Esboço de prosa
Ultimamente tudo tem sido pesado, como se esse nada que é viver esmagasse a minha coluna.
A pressão do cotidiano quer arrancar minhas vértebras e fazer-me rastejar como um caramujo sem casco nem casa, a tristeza fez de mim um verme.
Acordar não é difícil, até mesmo porque não estou sequer dormindo.

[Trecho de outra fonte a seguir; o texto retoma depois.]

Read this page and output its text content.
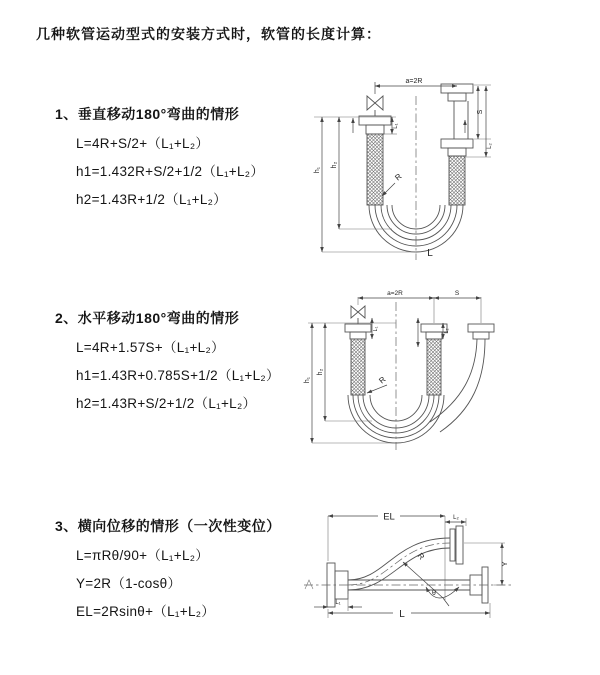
几种软管运动型式的安装方式时，软管的长度计算：
1、垂直移动180°弯曲的情形
L=4R+S/2+（L₁+L₂）
h1=1.432R+S/2+1/2（L₁+L₂）
h2=1.43R+1/2（L₁+L₂）
2、水平移动180°弯曲的情形
L=4R+1.57S+（L₁+L₂）
h1=1.43R+0.785S+1/2（L₁+L₂）
h2=1.43R+S/2+1/2（L₁+L₂）
3、横向位移的情形（一次性变位）
L=πRθ/90+（L₁+L₂）
Y=2R（1-cosθ）
EL=2Rsinθ+（L₁+L₂）
a=2R
h₁
h₂
L₁
S
L₂
R
L
a=2R	S
h₁
h₂
L₁	L₂
R
EL	L₂
Y
R
θ
L
L₁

No entanto, é preferível sangrar do que ter que levantar da cama outra vez.
Tudo me adoece, a música é uma dança de agulhas, as vozes dos outros são os sussurros de satã, os abraços são armas e os olhares me queimam. Por mais que tudo arda e doa em meu corpo eu não consigo desejar a morte, na verdade sinto que estou morto a mais tempo do que me lembro.
O sentido é a falta de sentido, a falta é o sentido do sentido, será possível viver esburacado? Nada tem sentido e aquilo o que eu achava que poderia me salvar me condena cada vez mais. Não quero destruir o mundo, não quero me vingar dele e muito menos salvá-lo, o mundo para mim apenas é um lugar blasé, eu sou um qualquer e meu sofrimento não é maior ou menor do que o sofrimento de qualquer outra criatura pluricelular.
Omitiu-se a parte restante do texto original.